Change in Daylight saving – please
It’s five a.m., 19th of October 2007, less than two weeks out from the change to daylight saving . The sun will soon shine through my bedroom window. It’s like the scene in Indiana Jones when he is waiting for the sun to line up with the jewel on the end of the staff and show the way to the Ark – with a couple of notable differences. There is no Ark, just the Arr, Arr, Arr of a wretched crow cawing from a tree outside my room and there are no snakes hissing around me, just the rise and fall of my four kids snoring – for just a little longer – from their rooms. But, like Indiana, I am tense and on edge, not because the Third Reich is about to smash through the walls, but because I am busting for a leak. Yet the pain of holding it in is better than the risk of getting up and setting off an unstoppable chain reaction of awakening throughout the house.
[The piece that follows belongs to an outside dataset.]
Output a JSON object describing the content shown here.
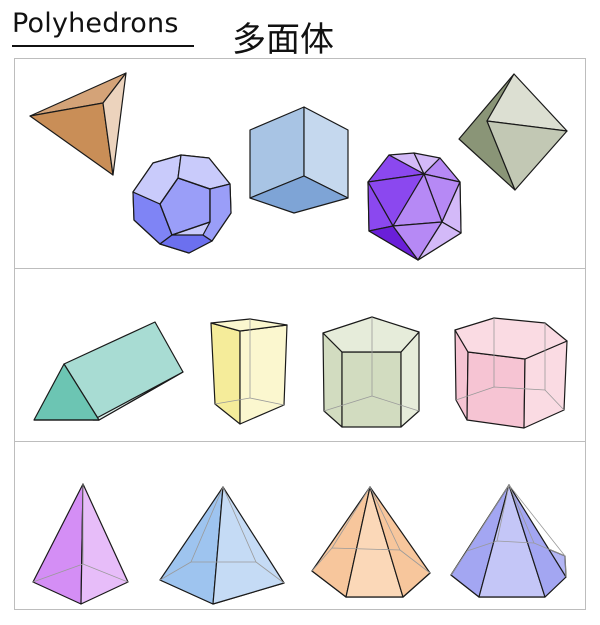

My wife, Deb, was up at three with the baby and is now in a deep sleep. My husband ears worked well all night, shutting out all noises of the baby crying so I should let Deb sleep a little longer. I try to single out the snores – it’s a kind of radar check I do. My eldest son, Max, suffered terribly from sleep apnoea and we needed to get his adenoids out. Now he is six and is breathing just fine. My daughter, Jordan, has borderline apnoea – just the occasional holding of breath but not the long drawn out periods of silence we had with Max. We should probably get it treated but I like the fact that she sleeps in a little longer than the others. I can’t hear Dylan, our two year old, which is slightly alarming. He might be awake already. Dylan is the first to rise lately – yes first, meaning before me. I have thought about putting black plastic on his windows but he’d probably sense the change in temperature from the sun on the horizon and wake up anyway.
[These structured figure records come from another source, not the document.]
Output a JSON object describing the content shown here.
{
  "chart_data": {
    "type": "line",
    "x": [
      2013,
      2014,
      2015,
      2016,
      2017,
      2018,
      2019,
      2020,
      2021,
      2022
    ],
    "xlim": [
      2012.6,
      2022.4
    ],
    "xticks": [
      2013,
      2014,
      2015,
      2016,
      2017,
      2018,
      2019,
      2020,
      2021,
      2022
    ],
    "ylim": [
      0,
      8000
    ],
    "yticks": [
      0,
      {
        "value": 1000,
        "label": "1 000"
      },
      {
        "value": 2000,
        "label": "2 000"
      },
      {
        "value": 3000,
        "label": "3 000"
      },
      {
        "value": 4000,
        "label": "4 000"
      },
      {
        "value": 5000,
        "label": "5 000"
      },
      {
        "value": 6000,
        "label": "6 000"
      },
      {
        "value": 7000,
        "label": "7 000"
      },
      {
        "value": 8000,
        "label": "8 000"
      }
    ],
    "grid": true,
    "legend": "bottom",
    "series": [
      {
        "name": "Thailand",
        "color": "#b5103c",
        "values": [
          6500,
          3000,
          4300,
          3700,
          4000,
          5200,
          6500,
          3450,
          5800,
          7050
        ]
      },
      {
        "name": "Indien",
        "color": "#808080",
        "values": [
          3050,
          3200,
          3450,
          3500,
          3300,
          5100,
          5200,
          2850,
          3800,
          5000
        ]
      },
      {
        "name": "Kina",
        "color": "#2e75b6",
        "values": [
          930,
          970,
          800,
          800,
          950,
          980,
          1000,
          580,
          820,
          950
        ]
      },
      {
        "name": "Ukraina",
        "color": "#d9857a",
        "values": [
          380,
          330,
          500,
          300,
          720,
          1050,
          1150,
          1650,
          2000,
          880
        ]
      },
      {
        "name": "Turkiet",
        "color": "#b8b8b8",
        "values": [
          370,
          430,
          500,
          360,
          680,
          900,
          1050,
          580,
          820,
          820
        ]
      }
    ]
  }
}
The diuretic properties of tea weigh down heavily upon me and I regret the late cuppa I had last night. I need to get up. I switch to stealth mode and unfold the doona gently and roll off the mattress (I can also do this trick at night in reverse after getting home late.) The sheepskin slippers are a little hot for the middle of spring but their softness gives me added silence. I glide towards the bathroom. There are some creaks in certain parts of the floor but I mastered those years ago. All I need to do now is get past Dylan’s door. I choose the brisk walk option, in case he is up and sees me from his bed. Too late. He is already standing at the baby gate waiting for me. “Dadda,” he shouts with joy. I ignore him and continue my brisk walk past his door – yes, perhaps he will tuck himself back into bed and fall asleep by the time I’m done. Respectfully I aim for the ceramic and in that moment of silence I hear the click of the baby gate and then see the quick flash of two boys run up to the door, momentarily pause like Meerkats, look at each other, then dash off, gathering their noisiest toys along the way. Indignantly I aim for the water – all chances of sleeping were heading that way anyway.
As I go through the motions of changing nappies, getting breakfast ready for the kids (and justifying to my wife why I could not simply aim at the side or just sit down and do it) I think about the plans released recently by the government to move daylight saving forward a few weeks, starting from next year. This would mean that the sun rises at six, rather than five, all through October. The idea is good but leaves me with just one question: Oh please, please, please, please, please can we change it now, like this year? One more week like this might kill me.
In Sydney we are on eastern standard time. At the end of October the clocks go forward an hour. We get more light at the end of the day whereas in the morning the sun is rising closer to six rather than five in the morning. In 2008 the Australian government proposes to bring the clocks forward earlier, like near the start of October rather than the end. I’m all for it and you’ll see why when you read this article I wrote at the time.